Saturday, 16 August 2008

The Sega Mega Drive Gaming Console

The Mega Drive was supported until 1998 in Europe, when Sega announced they were dropping support for it. It was discontinued along with its predecessor, the successful and long-lived Sega Master System, to allow Sega to concentrate on their newer console, the Saturn . The Mega Drive was much more popular in the US, on par and occasionally surpassing the popularity of the SNES. If they had a quality game, they'd definitely want to bring it out in the market where the system was seeing the greatest success. The Mega Drive was originally sold with a three button controller. It had a round digital directional pad, a start button and three buttons; A, B and C, which were arranged in a row.

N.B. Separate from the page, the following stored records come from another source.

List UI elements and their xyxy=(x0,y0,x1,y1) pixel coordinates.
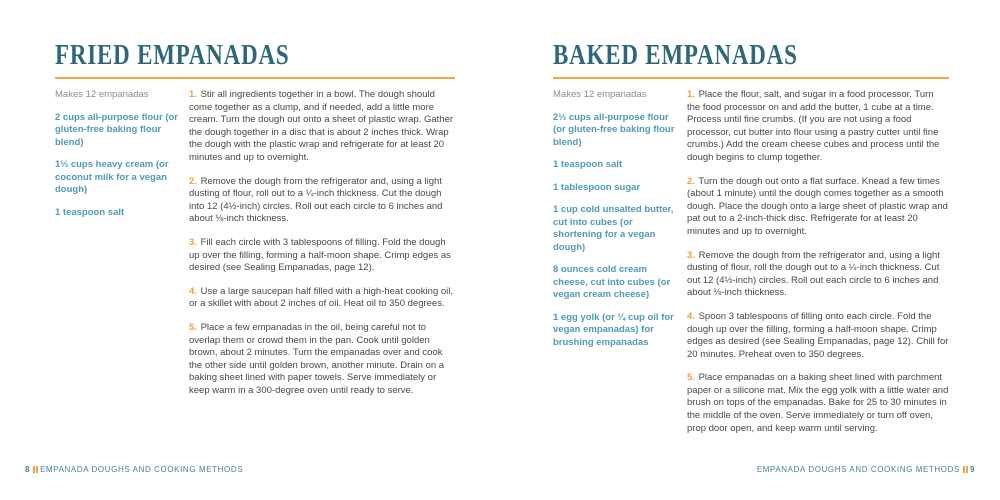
step-text: Spoon 3 tablespoons of filling onto each circle. Fold the dough up over the filling, forming a half-moon shape. Crimp edges as desired (see Sealing Empanadas, page 12). Chill for 20 minutes. Preheat oven to 350 degrees. xyxy=(687,310,949,360)
ingredient-item: 2 cups all-purpose flour (or gluten-free baking flour blend) xyxy=(55,111,178,148)
ingredient-item: 1⅓ cups heavy cream (or coconut milk for a vegan dough) xyxy=(55,159,169,195)
recipe-step xyxy=(687,311,949,361)
step-number: 3. xyxy=(687,249,695,261)
step-text: Stir all ingredients together in a bowl. The dough should come together as a clump, and if needed, add a little more cream. Turn the dough out onto a sheet of plastic wrap. Gather the dough together in a disc that is about 2 inches thick. Wrap the dough with the plastic wrap and refrigerate for at least 20 minutes and up to overnight. xyxy=(189,89,454,163)
step-number: 5. xyxy=(189,321,197,333)
title-underline xyxy=(553,77,949,79)
step-number: 4. xyxy=(687,310,695,322)
recipe-step xyxy=(687,250,949,300)
recipe-step xyxy=(189,89,455,165)
footer-right xyxy=(757,465,975,474)
recipe-columns xyxy=(55,89,455,408)
ingredients-column xyxy=(553,89,679,446)
step-number: 1. xyxy=(189,89,197,100)
footer-divider-icon xyxy=(962,466,966,473)
steps-column xyxy=(687,89,949,446)
step-text: Turn the dough out onto a flat surface. Knead a few times (about 1 minute) until the dough comes together as a smooth dough. Place the dough onto a large sheet of plastic wrap and pat out to a 2-inch-thick disc. Refrigerate for at least 20 minutes and up to overnight. xyxy=(687,175,948,237)
steps-column xyxy=(189,89,455,408)
step-number: 2. xyxy=(189,175,197,187)
yield-note: Makes 12 empanadas xyxy=(55,89,149,100)
ingredients-column xyxy=(55,89,181,408)
step-number: 2. xyxy=(687,175,695,187)
step-text: Remove the dough from the refrigerator and, using a light dusting of flour, roll out to a ¼-inch thickness. Cut the dough into 12 (4½-inch) circles. Roll out each circle to 6 inches and about ⅛-inch thickness. xyxy=(189,175,443,225)
yield-note: Makes 12 empanadas xyxy=(553,89,647,100)
step-text: Place a few empanadas in the oil, being careful not to overlap them or crowd them in the pan. Cook until golden brown, about 2 minutes. Turn the empanadas over and cook the other side until golden brown, another minute. Drain on a baking sheet lined with paper towels. Serve immediately or keep warm in a 300-degree oven until ready to serve. xyxy=(189,321,445,396)
ingredient-item: 1 teaspoon salt xyxy=(553,159,623,170)
recipe-step xyxy=(189,322,455,398)
recipe-step xyxy=(687,176,949,239)
recipe-columns xyxy=(553,89,949,446)
page-number: 9 xyxy=(969,465,975,474)
ingredient-item: 1 teaspoon salt xyxy=(55,206,125,218)
recipe-step xyxy=(687,372,949,435)
recipe-title-baked: BAKED EMPANADAS xyxy=(553,40,798,71)
ingredient-item: 1 cup cold unsalted butter, cut into cubes (or shortening for a vegan dough) xyxy=(553,204,674,253)
step-number: 5. xyxy=(687,372,695,384)
step-text: Fill each circle with 3 tablespoons of filling. Fold the dough up over the filling, forming a half-moon shape. Crimp edges as desired (see Sealing Empanadas, page 12). xyxy=(189,236,451,274)
step-text: Use a large saucepan half filled with a high-heat cooking oil, or a skillet with about 2 inches of oil. Heat oil to 350 degrees. xyxy=(189,285,454,310)
recipe-step xyxy=(687,89,949,165)
recipe-title-fried: FRIED EMPANADAS xyxy=(55,40,290,71)
step-number: 3. xyxy=(189,236,197,248)
recipe-step xyxy=(189,286,455,311)
page-content xyxy=(55,42,455,408)
footer-section-title: EMPANADA DOUGHS AND COOKING METHODS xyxy=(756,465,960,474)
page-number: 8 xyxy=(25,465,31,474)
footer-divider-icon xyxy=(32,466,36,473)
page-content xyxy=(553,42,949,446)
step-text: Place empanadas on a baking sheet lined with parchment paper or a silicone mat. Mix the egg yolk with a little water and brush on tops of the empanadas. Bake for 25 to 30 minutes in the middle of the oven. Serve immediately or turn off oven, prop door open, and keep warm until serving. xyxy=(687,372,949,434)
step-number: 4. xyxy=(189,285,197,297)
ingredient-item: 2⅓ cups all-purpose flour (or gluten-free baking flour blend) xyxy=(553,111,675,148)
recipe-step xyxy=(189,237,455,275)
footer-left xyxy=(25,465,243,474)
step-text: Place the flour, salt, and sugar in a food processor. Turn the food processor on and add the butter, 1 cube at a time. Process until fine crumbs. (If you are not using a food processor, cut butter into flour using a pastry cutter until fine crumbs.) Add the cream cheese cubes and process until the dough begins to clump together. xyxy=(687,89,940,163)
page-baked-empanadas xyxy=(500,0,1000,500)
step-number: 1. xyxy=(687,89,695,100)
title-underline xyxy=(55,77,455,79)
step-text: Remove the dough from the refrigerator and, using a light dusting of flour, roll the dough out to a ¼-inch thickness. Cut out 12 (4½-inch) circles. Roll out each circle to 6 inches and about ⅛-inch thickness. xyxy=(687,249,940,299)
ingredient-item: 1 tablespoon sugar xyxy=(553,181,641,193)
ingredient-item: 8 ounces cold cream cheese, cut into cubes (or vegan cream cheese) xyxy=(553,264,671,300)
ingredient-item: 1 egg yolk (or ¼ cup oil for vegan empanadas) for brushing empanadas xyxy=(553,311,674,348)
recipe-step xyxy=(189,176,455,226)
footer-section-title: EMPANADA DOUGHS AND COOKING METHODS xyxy=(40,465,244,474)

The Mega Drive was basically the first 16 bit console I laid my hands on, the Saturn was underrated and suffered from poor outside support, but that didn't make it a bad console. Then there was the Dreamcast, which was . The Mega Drive was slow to catch on in Japan, as the installed user base of PC Engine was so large. Although the Mega Drive boasted superior graphics and sound, the absence of a CD-ROM drive was a definite minus in most gamers' minds. The Mega Drive was slow to catch on in Japan, as the installed user base of PC Engine was so large. Although the Mega Drive boasted superior graphics and sound, the absence of a CD-ROM drive was a definite minus in most gamers' minds.